3. FN3. Gudinas subsequently filed a second state postconviction motion following the Supreme Court's decision in Ring v. Arizona, 536 U.S. 584, 609, 122 S.Ct. 2428, 2443 (2002) (holding that a sentencing judge, sitting without a jury, may not find an aggravating circumstance necessary for the imposition of the death penalty). The constitutionality of Florida's death penalty scheme under Ring is beyond the scope of our certificate of appealability.
4. FN4. The claims in Gudinas's state habeas petition, described in the District Court's Order are not relevant to the COA issue.
5. FN5. Although it does not alter our ultimate conclusion in this case, we note that the District Court erred in finding that part of Gudinas's ineffective assistance of counsel claim was procedurally barred. Gudinas alleged that his trial counsel were ineffective, in part, because they failed to present evidence of his emotional and mental immaturity.

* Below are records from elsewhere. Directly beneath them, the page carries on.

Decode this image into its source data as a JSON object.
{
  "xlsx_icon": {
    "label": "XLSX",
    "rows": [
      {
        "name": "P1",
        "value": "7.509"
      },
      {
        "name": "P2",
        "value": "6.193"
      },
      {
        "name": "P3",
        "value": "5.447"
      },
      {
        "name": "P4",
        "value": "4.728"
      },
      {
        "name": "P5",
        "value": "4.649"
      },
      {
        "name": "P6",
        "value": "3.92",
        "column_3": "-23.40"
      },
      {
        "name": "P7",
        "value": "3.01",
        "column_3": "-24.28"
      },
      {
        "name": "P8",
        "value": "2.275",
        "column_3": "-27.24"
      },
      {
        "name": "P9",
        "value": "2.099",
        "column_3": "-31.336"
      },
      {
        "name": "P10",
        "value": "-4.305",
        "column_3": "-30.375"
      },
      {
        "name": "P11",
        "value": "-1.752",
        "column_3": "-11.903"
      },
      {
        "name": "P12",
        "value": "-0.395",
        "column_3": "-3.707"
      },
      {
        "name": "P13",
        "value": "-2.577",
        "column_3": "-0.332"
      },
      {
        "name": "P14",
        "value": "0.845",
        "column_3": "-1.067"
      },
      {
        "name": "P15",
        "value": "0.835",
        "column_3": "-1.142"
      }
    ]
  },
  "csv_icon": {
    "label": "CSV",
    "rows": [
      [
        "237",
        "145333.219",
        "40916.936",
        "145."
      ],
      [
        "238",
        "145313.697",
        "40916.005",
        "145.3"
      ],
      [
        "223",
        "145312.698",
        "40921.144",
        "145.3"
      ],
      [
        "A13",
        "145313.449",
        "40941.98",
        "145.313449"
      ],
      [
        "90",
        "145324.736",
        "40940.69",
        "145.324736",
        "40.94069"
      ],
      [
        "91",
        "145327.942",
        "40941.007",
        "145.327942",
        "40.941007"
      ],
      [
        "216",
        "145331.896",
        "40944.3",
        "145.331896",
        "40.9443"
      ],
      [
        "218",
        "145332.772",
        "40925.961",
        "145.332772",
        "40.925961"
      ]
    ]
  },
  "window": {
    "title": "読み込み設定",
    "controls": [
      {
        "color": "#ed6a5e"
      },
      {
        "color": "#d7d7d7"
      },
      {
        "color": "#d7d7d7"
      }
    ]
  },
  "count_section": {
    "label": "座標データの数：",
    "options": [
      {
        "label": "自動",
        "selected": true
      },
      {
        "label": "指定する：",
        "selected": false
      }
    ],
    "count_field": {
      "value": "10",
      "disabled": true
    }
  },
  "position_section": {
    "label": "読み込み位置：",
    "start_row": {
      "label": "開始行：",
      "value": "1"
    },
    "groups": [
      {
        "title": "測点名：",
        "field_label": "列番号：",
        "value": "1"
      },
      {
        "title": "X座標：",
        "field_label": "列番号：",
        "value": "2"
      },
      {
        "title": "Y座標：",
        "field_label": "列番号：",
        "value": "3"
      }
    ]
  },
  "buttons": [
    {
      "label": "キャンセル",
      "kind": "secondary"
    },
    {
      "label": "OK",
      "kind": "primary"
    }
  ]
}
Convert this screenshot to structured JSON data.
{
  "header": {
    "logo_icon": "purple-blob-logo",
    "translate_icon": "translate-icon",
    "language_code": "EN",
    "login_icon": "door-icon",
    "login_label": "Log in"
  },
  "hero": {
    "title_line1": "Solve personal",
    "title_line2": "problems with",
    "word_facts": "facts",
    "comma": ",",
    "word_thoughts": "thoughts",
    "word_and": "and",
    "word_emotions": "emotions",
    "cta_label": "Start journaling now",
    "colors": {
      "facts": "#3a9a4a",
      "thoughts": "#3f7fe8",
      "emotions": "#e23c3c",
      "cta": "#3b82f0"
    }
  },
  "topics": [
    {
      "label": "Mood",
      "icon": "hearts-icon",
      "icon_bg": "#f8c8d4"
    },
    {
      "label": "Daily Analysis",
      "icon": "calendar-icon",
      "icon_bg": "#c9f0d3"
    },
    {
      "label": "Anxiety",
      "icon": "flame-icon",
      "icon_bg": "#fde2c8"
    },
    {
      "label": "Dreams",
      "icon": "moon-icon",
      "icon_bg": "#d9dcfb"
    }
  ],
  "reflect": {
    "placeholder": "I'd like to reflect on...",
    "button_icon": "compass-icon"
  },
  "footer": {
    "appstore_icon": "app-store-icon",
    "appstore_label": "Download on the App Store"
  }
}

The state courts determined this claim was procedurally barred because the Florida Supreme Court, on direct appeal, had rejected Gudinas's claim that the trial court erred by failing to find his chronological age of twenty was mitigating. Of course,”[w]hen a state court declines to review the merits of a petitioner's claim on the ground that it has done so already, it creates no bar to federal habeas review.” Wellons v. Hall, –––U.S.–––, 130 S.Ct. 727, 730 (2010) (quotation marks omitted).